Os Mais Belos Sonetos

Coletânea de sonetos escritos por poetas brasileiros, lusos e de outros paises

Luís Guimarães Júnior

Vejo-te ao pé de mim, horas e horas,
Fito os olhos nos meus olhos: - vejo
Teu alvo rosto, e escuto o leve harpejo
De tuas breves frases sedutoras.

Ora me ris somente, ora demoras,
Toda coberta de sublime pejo,
E eu sinto, amiga, do teu casto beijo
Roçar-me a fronte as asas tentadoras.

À noite, enquanto as pardas mariposas
Voam-me em torno, - e as horas surdamente
Vibram profundas, longas e piedosas,

Vens visitar-me, tímida, inocente,
Coroada de lírios e de rosas...
E há quem diga que tu estás ausente!

Juvenal Antunes

Vai-te.

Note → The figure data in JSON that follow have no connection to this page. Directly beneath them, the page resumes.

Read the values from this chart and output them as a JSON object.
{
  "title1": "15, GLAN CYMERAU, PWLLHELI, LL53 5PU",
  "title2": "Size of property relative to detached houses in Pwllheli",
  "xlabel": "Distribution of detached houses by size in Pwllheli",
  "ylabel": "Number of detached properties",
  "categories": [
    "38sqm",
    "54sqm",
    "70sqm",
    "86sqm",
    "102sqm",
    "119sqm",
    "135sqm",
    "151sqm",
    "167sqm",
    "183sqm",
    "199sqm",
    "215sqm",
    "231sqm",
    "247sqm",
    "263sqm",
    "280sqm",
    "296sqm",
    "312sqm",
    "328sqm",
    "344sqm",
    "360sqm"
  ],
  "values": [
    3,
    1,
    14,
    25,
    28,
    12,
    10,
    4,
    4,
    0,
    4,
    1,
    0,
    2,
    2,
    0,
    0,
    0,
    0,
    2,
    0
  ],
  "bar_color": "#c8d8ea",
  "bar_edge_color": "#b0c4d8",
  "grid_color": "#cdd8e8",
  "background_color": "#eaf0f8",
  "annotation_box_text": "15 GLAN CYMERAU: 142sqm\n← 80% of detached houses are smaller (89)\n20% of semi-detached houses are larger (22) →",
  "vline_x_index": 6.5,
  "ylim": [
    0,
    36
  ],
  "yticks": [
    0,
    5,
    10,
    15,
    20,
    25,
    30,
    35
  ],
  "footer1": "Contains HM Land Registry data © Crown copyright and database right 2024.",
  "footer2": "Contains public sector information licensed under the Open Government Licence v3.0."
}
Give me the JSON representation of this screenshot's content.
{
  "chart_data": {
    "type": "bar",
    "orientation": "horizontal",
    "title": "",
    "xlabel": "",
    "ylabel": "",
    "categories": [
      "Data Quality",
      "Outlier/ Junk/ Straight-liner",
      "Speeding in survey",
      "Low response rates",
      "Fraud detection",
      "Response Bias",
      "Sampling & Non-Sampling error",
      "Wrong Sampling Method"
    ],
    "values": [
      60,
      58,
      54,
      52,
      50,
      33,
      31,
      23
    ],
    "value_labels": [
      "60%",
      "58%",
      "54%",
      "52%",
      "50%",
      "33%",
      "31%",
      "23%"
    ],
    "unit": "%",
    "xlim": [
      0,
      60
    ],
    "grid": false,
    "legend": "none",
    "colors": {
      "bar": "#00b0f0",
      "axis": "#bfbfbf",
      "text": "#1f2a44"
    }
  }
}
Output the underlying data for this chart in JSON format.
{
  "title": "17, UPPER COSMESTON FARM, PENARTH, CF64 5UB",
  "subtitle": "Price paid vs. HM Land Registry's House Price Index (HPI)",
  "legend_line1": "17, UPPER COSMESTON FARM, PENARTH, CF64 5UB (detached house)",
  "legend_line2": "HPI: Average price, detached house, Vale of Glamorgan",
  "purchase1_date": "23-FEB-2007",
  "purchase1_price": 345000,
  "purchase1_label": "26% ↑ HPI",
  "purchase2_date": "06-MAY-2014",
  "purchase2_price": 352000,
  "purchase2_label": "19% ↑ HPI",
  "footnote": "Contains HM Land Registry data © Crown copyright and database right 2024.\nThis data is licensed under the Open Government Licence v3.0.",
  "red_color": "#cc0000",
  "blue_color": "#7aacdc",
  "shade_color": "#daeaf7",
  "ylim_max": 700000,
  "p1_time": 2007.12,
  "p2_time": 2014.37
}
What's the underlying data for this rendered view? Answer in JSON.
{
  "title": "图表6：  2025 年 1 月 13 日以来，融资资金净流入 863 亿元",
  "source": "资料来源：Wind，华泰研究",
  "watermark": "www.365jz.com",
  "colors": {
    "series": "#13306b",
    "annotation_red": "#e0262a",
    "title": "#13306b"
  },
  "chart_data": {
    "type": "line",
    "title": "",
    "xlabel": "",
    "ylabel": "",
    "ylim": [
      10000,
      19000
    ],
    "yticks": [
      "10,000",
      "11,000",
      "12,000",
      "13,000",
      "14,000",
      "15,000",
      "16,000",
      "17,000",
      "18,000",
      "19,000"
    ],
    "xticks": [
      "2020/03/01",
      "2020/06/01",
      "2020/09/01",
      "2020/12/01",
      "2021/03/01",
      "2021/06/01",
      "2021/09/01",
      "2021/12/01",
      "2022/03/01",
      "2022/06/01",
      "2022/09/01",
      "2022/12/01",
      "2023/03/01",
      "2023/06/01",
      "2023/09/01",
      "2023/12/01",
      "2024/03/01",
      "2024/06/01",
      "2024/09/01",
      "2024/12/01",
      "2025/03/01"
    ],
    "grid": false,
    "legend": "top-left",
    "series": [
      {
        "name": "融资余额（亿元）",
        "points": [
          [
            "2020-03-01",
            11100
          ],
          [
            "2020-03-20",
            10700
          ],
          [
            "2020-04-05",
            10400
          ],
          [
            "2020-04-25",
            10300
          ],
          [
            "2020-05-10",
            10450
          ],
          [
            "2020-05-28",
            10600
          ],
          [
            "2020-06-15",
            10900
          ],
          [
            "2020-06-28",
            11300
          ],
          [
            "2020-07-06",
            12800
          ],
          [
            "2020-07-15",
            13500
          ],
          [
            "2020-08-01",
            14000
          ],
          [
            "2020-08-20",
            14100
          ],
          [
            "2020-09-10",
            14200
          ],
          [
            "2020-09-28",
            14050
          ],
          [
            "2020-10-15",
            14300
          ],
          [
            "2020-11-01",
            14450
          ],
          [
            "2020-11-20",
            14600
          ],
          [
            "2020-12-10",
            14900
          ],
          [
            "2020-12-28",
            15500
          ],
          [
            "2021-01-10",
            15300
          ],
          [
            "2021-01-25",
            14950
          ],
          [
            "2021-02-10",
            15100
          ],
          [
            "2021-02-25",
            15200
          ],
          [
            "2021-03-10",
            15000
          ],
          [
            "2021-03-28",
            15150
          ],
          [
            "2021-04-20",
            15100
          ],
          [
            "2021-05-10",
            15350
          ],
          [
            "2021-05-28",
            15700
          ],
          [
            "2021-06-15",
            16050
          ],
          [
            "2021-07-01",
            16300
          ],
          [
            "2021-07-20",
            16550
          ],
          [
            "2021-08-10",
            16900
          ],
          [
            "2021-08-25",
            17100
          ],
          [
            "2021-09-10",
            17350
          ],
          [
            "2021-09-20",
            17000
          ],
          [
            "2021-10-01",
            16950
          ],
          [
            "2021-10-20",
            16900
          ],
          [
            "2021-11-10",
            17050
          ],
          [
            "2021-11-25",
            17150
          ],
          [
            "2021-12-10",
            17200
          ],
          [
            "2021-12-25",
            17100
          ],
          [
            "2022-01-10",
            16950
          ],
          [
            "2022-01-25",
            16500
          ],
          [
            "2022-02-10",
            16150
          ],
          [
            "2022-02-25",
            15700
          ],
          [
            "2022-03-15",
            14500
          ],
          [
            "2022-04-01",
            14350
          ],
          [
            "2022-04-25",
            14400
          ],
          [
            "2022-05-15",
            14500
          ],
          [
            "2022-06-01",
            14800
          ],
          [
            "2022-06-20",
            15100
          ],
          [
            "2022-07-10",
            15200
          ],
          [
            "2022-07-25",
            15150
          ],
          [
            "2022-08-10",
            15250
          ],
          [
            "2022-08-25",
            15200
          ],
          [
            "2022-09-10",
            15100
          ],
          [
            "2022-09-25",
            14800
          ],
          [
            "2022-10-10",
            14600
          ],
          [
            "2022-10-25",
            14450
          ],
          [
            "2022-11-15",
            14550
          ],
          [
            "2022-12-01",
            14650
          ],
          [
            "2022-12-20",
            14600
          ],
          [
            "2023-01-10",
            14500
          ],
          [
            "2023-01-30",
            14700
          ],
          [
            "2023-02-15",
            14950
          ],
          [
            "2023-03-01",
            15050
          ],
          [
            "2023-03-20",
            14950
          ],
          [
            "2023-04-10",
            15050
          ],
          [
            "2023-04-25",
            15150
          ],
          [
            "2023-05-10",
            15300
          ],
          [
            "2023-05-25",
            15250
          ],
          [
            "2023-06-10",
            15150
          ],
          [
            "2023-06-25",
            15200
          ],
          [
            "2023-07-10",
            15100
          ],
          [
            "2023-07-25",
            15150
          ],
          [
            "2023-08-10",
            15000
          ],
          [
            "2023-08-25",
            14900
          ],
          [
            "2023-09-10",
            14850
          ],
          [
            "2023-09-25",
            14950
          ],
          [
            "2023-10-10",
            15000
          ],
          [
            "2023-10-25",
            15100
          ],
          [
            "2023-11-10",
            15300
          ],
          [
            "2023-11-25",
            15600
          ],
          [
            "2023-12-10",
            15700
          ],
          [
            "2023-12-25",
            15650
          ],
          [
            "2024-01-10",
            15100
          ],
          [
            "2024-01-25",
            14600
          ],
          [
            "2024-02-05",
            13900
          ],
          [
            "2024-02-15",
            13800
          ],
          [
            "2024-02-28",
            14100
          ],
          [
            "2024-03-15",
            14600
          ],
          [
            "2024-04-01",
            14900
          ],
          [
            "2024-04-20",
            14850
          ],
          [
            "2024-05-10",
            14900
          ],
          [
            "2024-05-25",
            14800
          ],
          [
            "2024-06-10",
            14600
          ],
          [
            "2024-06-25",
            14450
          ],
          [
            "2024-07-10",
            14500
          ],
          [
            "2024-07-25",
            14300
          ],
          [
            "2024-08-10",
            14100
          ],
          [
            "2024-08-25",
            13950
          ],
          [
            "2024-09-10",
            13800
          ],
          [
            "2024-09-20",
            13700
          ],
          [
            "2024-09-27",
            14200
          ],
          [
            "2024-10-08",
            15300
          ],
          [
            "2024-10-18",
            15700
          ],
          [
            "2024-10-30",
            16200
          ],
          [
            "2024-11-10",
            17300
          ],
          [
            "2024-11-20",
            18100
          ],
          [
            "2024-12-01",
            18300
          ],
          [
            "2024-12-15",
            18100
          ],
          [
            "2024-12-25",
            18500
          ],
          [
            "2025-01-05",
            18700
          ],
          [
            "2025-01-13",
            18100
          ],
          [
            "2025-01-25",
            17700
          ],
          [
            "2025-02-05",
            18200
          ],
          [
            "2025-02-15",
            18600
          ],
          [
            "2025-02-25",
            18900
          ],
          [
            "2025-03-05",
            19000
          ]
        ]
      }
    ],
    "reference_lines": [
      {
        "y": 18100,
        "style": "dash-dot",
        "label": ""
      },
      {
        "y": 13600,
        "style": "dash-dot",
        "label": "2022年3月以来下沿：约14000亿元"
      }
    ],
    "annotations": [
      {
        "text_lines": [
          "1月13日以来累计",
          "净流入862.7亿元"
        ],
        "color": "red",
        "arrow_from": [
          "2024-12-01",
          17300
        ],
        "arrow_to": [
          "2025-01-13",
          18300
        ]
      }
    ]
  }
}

Toda paixão na nossa idade
E creio até que em idade mais madura
Por mais que dure não será tão dura
Que resista do tempo a tempestade

Recuperemos, pois, a liberdade!
Bendito o mal, e mais bendita a cura
Adeus, forma gentil de uma alma pura
Sonho que se desfez em realidade

Queres arcar com as leis do fatalismo
Toca decerto as raias do heroísmo,
A persistência com que tudo arrostas

Eu, no entanto, confesso-me vencido:
- não posso assim viver, de horror transido
Com um cadáver de amor pregado às costas.

Abel Gomes

Desaba o Velho Mundo em treva densa
E a guerra, como lobo carniceiro,
Ameaça a verdade e humilha a crença,
Nas torturas de um novo cativeiro.

Mas vós, no turbilhão da sombra imensa,
Tendes convosco o Excelso Companheiro,
Que ama o trabalho e esquece a recompensa
No serviço do bem ao mundo inteiro.

Eis que a Terra tem crimes e tiranos,
Ambições, desvarios, desenganos,
Asperezas dos homens da caverna;

Mas vós tendes Jesus em cada dia.
Trabalhemos na dor ou na alegria,
Na conquista de luz da Vida Eterna.

Augusto dos Anjos

Cansada de observar-se na corrente
Que os acontecimentos refletia,
Reconcentrando-se em si mesma, um dia,
A Natureza olhou-se interiormente!

Baldada introspecção! Noumenalmente
O que Ela, em realidade, ainda sentia
Era a mesma imortal monotonia
De sua face externa indiferente!

E a Natureza disse com desgosto:
“Terei somente, porventura, rosto?!”
“Serei apenas mera crusta espessa?!”

“Pois é possível que Eu, causa do Mundo,”
“Quanto mais em mim mesma me aprofundo,”
“Menos interiormente me conheça?”

Jorge de Lima

Lá vem o acendedor de lampiões da rua!
Este mesmo que vem infatigavelmente,
Parodiar o sol e associar-se à lua
Quando a sombra da noite enegrece o poente!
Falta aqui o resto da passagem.